Proton spin in a light-cone chiral quark model

TL;DR

This paper investigates the proton's spin structure using a light-cone chiral quark model, emphasizing the effects of quark transverse motion and Melosh-Wigner rotation, and successfully reproduces experimental polarized structure functions.

Contribution

It introduces a light-cone formalism approach to the chiral quark model, incorporating Melosh-Wigner rotation effects to better match experimental data on proton spin structure.

Findings

Results align well with experimental data on $g_1(x)$

Inclusion of Melosh-Wigner rotation improves model accuracy

Provides detailed $x$-dependence of polarized quark distributions

Abstract

We discuss the spin structure of the proton in a light-cone treatment of the chiral quark model.
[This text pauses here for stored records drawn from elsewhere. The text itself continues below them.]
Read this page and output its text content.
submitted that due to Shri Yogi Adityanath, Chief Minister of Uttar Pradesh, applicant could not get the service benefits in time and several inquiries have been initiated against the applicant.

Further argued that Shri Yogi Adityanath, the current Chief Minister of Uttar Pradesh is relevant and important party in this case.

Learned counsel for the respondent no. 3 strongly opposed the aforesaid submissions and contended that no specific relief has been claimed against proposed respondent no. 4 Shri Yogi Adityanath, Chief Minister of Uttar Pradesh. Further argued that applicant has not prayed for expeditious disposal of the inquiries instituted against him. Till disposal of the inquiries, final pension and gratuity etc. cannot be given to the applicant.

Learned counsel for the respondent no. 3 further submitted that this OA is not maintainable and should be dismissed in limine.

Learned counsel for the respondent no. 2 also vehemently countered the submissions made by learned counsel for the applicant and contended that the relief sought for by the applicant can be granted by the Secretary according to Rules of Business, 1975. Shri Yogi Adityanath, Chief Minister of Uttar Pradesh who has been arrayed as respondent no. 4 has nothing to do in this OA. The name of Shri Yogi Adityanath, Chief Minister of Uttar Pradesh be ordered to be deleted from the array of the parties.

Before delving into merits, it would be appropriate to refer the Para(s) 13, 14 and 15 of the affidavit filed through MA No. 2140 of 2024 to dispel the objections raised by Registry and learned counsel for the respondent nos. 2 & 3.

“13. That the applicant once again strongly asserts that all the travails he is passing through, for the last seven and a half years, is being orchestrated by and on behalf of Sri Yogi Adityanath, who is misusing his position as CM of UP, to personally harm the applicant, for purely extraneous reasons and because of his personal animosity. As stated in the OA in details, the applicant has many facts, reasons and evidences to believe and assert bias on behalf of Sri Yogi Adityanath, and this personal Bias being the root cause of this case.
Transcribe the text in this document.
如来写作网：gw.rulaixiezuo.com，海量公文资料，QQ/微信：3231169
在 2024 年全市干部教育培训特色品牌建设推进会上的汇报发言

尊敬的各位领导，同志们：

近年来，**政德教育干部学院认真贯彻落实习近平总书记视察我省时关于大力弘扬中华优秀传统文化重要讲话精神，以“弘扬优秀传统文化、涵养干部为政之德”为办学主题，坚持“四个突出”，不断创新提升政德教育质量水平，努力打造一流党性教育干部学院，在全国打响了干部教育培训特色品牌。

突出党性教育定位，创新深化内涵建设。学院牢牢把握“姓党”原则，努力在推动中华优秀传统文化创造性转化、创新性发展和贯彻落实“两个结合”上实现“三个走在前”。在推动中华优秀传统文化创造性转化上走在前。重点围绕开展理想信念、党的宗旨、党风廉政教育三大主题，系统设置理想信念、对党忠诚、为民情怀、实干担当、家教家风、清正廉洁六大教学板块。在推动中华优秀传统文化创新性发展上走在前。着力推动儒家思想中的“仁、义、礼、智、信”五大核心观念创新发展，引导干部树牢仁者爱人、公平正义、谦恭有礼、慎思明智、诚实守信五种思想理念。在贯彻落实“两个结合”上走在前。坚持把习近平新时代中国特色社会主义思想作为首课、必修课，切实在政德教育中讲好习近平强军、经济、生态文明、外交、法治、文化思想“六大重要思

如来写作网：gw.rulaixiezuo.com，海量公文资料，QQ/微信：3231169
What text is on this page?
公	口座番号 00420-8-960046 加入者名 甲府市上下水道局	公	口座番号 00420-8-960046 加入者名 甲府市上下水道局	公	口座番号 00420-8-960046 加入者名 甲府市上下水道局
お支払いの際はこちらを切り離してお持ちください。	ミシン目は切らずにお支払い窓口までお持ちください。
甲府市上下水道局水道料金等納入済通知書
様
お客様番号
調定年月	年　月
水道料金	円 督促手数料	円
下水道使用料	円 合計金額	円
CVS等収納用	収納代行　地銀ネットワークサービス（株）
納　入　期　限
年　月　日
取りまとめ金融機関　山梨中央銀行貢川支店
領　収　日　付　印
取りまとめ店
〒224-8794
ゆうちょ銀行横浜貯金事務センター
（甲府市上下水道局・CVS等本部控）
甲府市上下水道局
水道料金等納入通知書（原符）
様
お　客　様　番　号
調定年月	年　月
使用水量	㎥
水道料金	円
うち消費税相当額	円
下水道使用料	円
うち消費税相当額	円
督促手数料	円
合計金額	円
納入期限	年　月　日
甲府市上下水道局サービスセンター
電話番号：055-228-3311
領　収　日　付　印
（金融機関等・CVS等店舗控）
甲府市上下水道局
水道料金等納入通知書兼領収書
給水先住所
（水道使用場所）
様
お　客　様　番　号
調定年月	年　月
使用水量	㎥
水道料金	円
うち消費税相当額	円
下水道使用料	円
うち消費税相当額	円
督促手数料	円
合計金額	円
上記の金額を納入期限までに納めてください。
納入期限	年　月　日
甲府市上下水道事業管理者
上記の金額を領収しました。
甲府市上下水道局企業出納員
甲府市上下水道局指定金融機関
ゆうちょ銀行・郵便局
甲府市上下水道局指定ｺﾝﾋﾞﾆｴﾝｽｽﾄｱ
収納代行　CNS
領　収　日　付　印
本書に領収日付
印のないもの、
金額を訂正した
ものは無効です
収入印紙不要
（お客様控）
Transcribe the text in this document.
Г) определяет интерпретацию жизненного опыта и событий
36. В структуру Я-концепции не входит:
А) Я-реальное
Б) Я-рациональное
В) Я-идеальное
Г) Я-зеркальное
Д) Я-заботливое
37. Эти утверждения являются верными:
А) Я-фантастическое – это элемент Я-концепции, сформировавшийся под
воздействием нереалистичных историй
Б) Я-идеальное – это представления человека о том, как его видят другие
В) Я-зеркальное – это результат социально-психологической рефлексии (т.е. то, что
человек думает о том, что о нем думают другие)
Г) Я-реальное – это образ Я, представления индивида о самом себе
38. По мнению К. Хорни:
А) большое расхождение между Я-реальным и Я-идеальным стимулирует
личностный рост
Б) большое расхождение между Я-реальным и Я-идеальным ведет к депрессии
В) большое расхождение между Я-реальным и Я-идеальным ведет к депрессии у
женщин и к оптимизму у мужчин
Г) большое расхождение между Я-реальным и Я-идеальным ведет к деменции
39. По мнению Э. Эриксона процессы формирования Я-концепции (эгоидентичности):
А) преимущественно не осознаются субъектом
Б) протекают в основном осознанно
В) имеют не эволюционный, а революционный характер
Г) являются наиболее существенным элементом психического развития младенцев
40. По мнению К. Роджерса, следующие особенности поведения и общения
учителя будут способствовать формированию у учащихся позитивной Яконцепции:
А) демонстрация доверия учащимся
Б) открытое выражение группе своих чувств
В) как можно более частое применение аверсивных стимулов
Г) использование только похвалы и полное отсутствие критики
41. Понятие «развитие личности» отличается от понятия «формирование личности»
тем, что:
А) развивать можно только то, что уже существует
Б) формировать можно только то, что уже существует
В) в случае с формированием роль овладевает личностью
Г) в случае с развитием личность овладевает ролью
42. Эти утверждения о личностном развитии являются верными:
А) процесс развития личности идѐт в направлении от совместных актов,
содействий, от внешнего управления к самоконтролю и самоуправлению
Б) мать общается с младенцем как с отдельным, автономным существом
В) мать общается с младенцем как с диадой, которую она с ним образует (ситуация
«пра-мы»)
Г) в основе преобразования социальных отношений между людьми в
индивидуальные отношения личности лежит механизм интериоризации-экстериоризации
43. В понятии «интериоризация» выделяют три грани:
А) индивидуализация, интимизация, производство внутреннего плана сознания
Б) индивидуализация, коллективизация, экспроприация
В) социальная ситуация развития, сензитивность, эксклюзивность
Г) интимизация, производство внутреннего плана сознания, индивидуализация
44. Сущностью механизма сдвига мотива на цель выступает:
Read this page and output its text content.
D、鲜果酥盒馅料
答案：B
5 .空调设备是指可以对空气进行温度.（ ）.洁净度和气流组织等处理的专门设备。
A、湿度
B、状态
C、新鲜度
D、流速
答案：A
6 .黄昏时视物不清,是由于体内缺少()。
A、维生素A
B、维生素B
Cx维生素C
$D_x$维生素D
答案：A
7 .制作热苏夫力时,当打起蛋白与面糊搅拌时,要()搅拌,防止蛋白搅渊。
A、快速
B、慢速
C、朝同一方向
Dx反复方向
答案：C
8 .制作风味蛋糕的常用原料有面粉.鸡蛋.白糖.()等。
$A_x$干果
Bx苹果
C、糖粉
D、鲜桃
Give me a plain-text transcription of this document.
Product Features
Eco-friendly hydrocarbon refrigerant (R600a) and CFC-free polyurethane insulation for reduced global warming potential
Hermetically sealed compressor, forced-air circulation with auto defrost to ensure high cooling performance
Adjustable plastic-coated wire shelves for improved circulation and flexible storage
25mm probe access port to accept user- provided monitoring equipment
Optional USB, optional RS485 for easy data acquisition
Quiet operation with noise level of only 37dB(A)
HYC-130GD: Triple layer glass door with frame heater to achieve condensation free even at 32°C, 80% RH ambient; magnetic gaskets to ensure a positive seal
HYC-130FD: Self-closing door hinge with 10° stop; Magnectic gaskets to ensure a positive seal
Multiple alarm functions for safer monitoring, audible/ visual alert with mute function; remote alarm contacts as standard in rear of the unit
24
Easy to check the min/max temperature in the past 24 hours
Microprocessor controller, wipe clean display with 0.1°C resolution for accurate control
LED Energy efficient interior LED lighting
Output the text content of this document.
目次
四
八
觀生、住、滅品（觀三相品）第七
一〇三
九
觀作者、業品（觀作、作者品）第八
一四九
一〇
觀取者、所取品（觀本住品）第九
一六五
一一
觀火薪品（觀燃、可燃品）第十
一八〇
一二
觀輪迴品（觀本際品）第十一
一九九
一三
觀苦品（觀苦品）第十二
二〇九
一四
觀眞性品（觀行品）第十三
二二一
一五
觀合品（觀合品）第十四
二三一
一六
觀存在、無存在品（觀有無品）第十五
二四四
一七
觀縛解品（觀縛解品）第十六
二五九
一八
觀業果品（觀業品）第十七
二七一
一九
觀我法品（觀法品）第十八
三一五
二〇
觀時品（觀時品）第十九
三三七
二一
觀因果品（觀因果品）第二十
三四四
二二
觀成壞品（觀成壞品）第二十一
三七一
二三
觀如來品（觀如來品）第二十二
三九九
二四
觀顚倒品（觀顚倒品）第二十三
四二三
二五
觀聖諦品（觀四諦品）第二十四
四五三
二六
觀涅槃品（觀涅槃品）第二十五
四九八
Based on the fact that the quark helicity ($\Delta q$) measured in polarized deep inelastic scattering experiments is actually the quark spin defined in the light-cone formalism, rather than the quark spin ($\Delta q_{QM}$) defined in the conventionally quark model (or in the rest frame of the nucleon), we calculate the $x$-dependence of the polarized quark distribution functions $\Delta q(x)$, and the polarized structure functions $g_1 (x)$. Special attention is focused on the Melosh-Wigner rotation due to the transversal motions of quarks inside the nucleon and its effects on the bare quark input. It is shown that our results match the experimental data well.